Badan Siber dan Sandi Negara (BSSN) kembali diuji keampuhan mereka untuk keamanan data siber nasional, pun dengan Bareskrim Polri yang digandeng oleh Menko Polhukam, Mahfud MD untuk mencari aktor kejahatan ciber (Cyber Crime) dengan nama akun Bjorka ini.
Ketiga, pemaksaan percepatan pengesahan RUU PDP (Perlindungan Data Pribadi), sebab di dalam RUU ini telah diatur sanksi administratif atau pidana bagi pengendali, pengelola data yang lalai dalam mengelola data masyarakat tanah air.
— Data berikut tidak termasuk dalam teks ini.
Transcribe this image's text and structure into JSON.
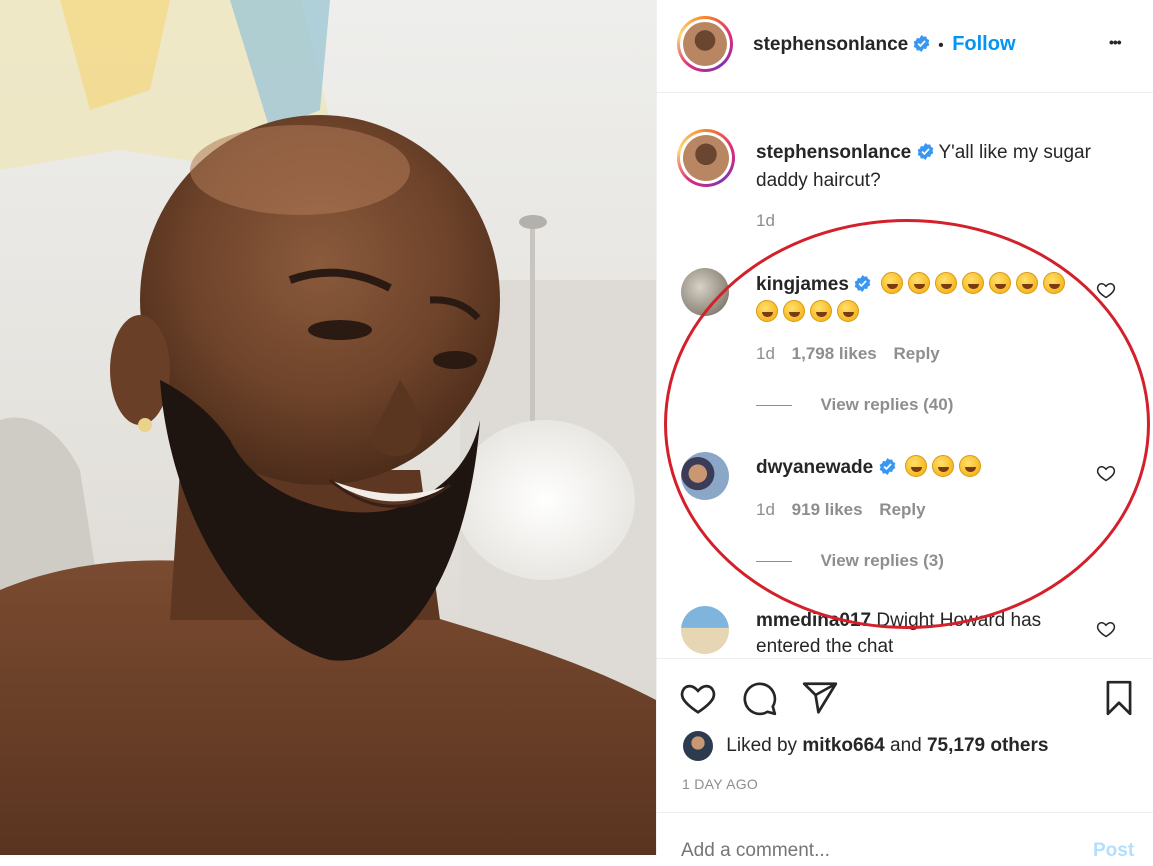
{
  "post": {
    "author": "stephensonlance",
    "separator": "•",
    "follow_label": "Follow",
    "more_label": "•••",
    "caption_text": "Y'all like my sugar daddy haircut?",
    "caption_age": "1d"
  },
  "comments": [
    {
      "username": "kingjames",
      "emoji_count": 11,
      "age": "1d",
      "likes": "1,798 likes",
      "reply_label": "Reply",
      "view_replies": "View replies (40)"
    },
    {
      "username": "dwyanewade",
      "emoji_count": 3,
      "age": "1d",
      "likes": "919 likes",
      "reply_label": "Reply",
      "view_replies": "View replies (3)"
    },
    {
      "username": "mmedina017",
      "text": "Dwight Howard has entered the chat"
    }
  ],
  "actions": {
    "liked_by_prefix": "Liked by",
    "liked_by_user": "mitko664",
    "liked_by_joiner": "and",
    "liked_by_count": "75,179 others",
    "timestamp": "1 DAY AGO"
  },
  "comment_box": {
    "placeholder": "Add a comment...",
    "post_label": "Post"
  },
  "colors": {
    "accent": "#0095f6",
    "annotation": "#d3202b",
    "muted": "#8e8e8e"
  }
}
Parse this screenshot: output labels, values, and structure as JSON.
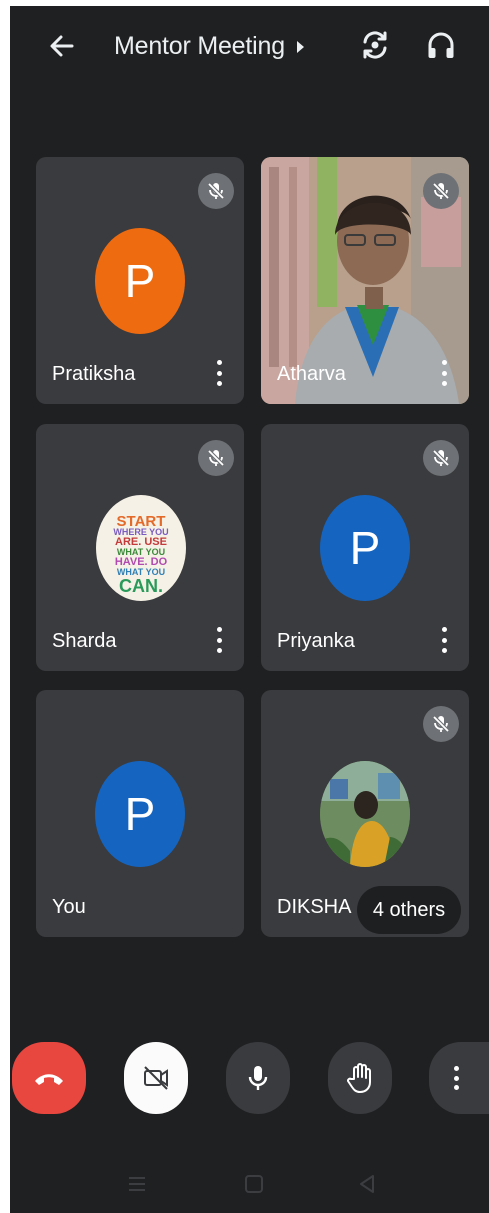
{
  "header": {
    "title": "Mentor Meeting",
    "icons": [
      "back-arrow-icon",
      "chevron-right-icon",
      "switch-camera-icon",
      "headphones-icon"
    ]
  },
  "participants": [
    {
      "name": "Pratiksha",
      "initial": "P",
      "avatar_color": "#ee6b10",
      "muted": true
    },
    {
      "name": "Atharva",
      "video_on": true,
      "muted": true
    },
    {
      "name": "Sharda",
      "avatar_text": [
        "START",
        "WHERE YOU",
        "ARE. USE",
        "WHAT YOU",
        "HAVE. DO",
        "WHAT YOU",
        "CAN."
      ],
      "muted": true
    },
    {
      "name": "Priyanka",
      "initial": "P",
      "avatar_color": "#1565c0",
      "muted": true
    },
    {
      "name": "You",
      "initial": "P",
      "avatar_color": "#1565c0",
      "muted": false
    },
    {
      "name": "DIKSHA",
      "muted": true,
      "others_label": "4 others"
    }
  ],
  "controls": {
    "icons": [
      "end-call-icon",
      "camera-off-icon",
      "microphone-icon",
      "raise-hand-icon",
      "more-options-icon"
    ],
    "colors": {
      "end_call": "#e8473f",
      "camera_btn": "#fbfbfb",
      "default_btn": "#3a3b3e"
    }
  },
  "system_nav": {
    "icons": [
      "recents-icon",
      "home-icon",
      "back-triangle-icon"
    ]
  },
  "colors": {
    "background": "#1f2022",
    "tile": "#3a3b3e",
    "mute_badge": "#6e7175"
  }
}
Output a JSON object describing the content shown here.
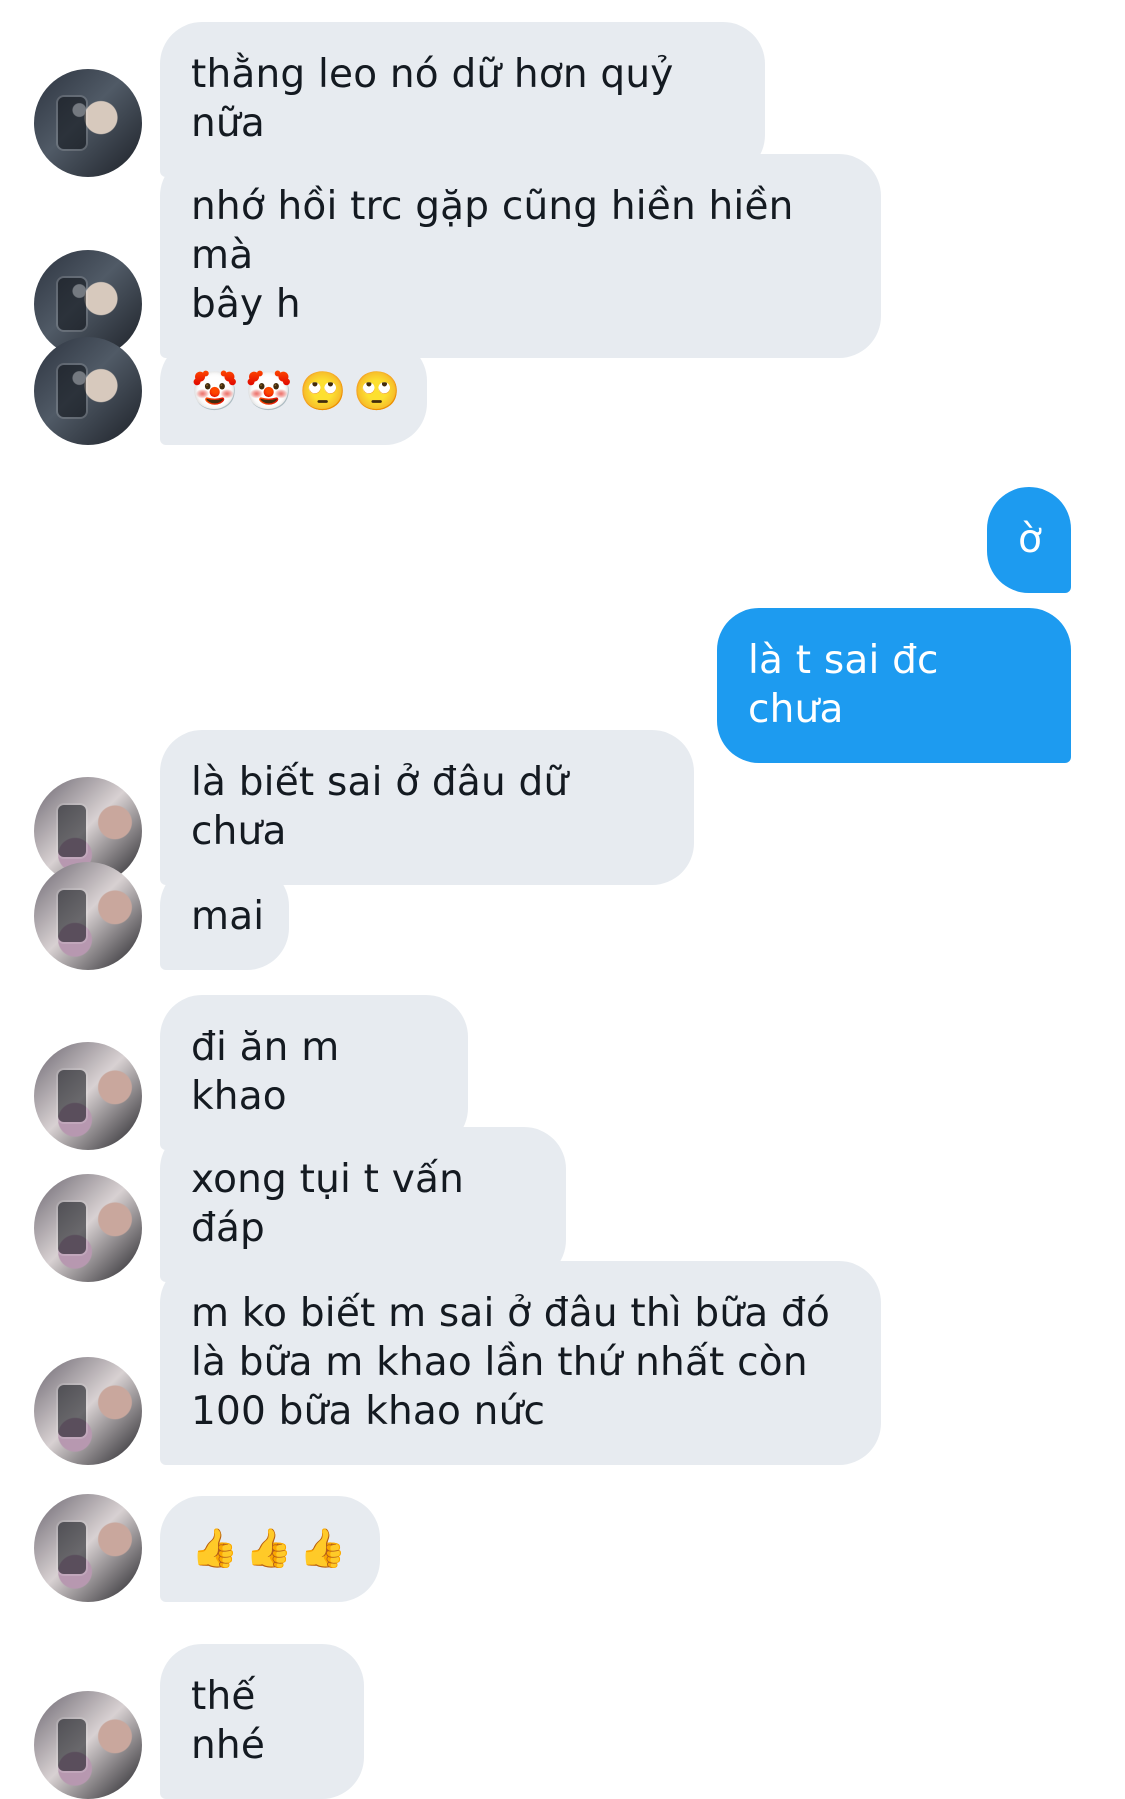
{
  "messages": [
    {
      "direction": "incoming",
      "avatar": "a1",
      "text": "thằng leo nó dữ hơn quỷ nữa"
    },
    {
      "direction": "incoming",
      "avatar": "a1",
      "text": "nhớ hồi trc gặp cũng hiền hiền mà\nbây h"
    },
    {
      "direction": "incoming",
      "avatar": "a1",
      "emojis": [
        "🤡",
        "🤡",
        "🙄",
        "🙄"
      ]
    },
    {
      "direction": "outgoing",
      "text": "ờ"
    },
    {
      "direction": "outgoing",
      "text": "là t sai đc chưa"
    },
    {
      "direction": "incoming",
      "avatar": "a2",
      "text": "là biết sai ở đâu dữ chưa"
    },
    {
      "direction": "incoming",
      "avatar": "a2",
      "text": "mai"
    },
    {
      "direction": "incoming",
      "avatar": "a2",
      "text": "đi ăn m khao"
    },
    {
      "direction": "incoming",
      "avatar": "a2",
      "text": "xong tụi t vấn đáp"
    },
    {
      "direction": "incoming",
      "avatar": "a2",
      "text": "m ko biết m sai ở đâu thì bữa đó\nlà bữa m khao lần thứ nhất còn\n100 bữa khao nức"
    },
    {
      "direction": "incoming",
      "avatar": "a2",
      "emojis": [
        "👍",
        "👍",
        "👍"
      ]
    },
    {
      "direction": "incoming",
      "avatar": "a2",
      "text": "thế nhé"
    }
  ],
  "colors": {
    "incoming_bubble": "#e7ebf0",
    "outgoing_bubble": "#1d9bf0",
    "incoming_text": "#141a21",
    "outgoing_text": "#ffffff"
  }
}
Ya, berkaca dari kasus Bjorka yang berhasil membobol dan mencuri data KPU dan dari simcard IndiHome, maka sudah seharusnya kedua lembaga atau perusahaan ini mendapatkan sanksi atau hukuman karena tak mampu menjaga data dengan baik, namun alih-alih memperbaiki sistem dan bertanggung jawab, malah KPU dan IndiHome merasa menjadi korban peretasan, padahal jauh-jauh sudah ada warning atau peringatan akan ancaman keamanan data mereka.
Atau bisa saja akun Bjorka ini adalah sekelompok orang yang memiliki atau punya akses ke sistem kantor lembaga perusahaan, baik publik maupun swasta dengan hanya memainkan perangkat computer atau IT-nya dari rumah atau lokasi lain di luar kantor, namun sebenarnya mereka adalah orang dalam?
Apalagi sekarang ini karena negara kita belum punya Undang-Undang Perlindungan Data Pribadi, ketika mengakses data pribadi memanfaatkan jaringan tak aman seperti pemanfaatan Wi-Fi (Wireless Fidelity) gratis di kafe atau ruang terbuka lainnya, maka disitulah kerentanan data kita di-hack oleh para hacker-hacker yang memang tujuannya mencari data dan memperjual-belikan atau barter data.
Untuk itu dorongan RUU PDP (Perlindungan Data Pribadi) untuk disetujui DPR sangat penting dalam menjaga dan menumbuhkan kepercayaan publik akan kerahasiaan data mereka. Tidak cukup hanya pemerintah yang berjuang, tapi rakyat lewat wakilnya di DPR juga harus mampu menjaga kepercayaan rakyatnya dengan merestui UU PDP (Perlindungan Data Pribadi) sehingga ada payung hukum yang baik guna menjaga ruang digital rakyat Indonesia untuk tidak disalahgunakan.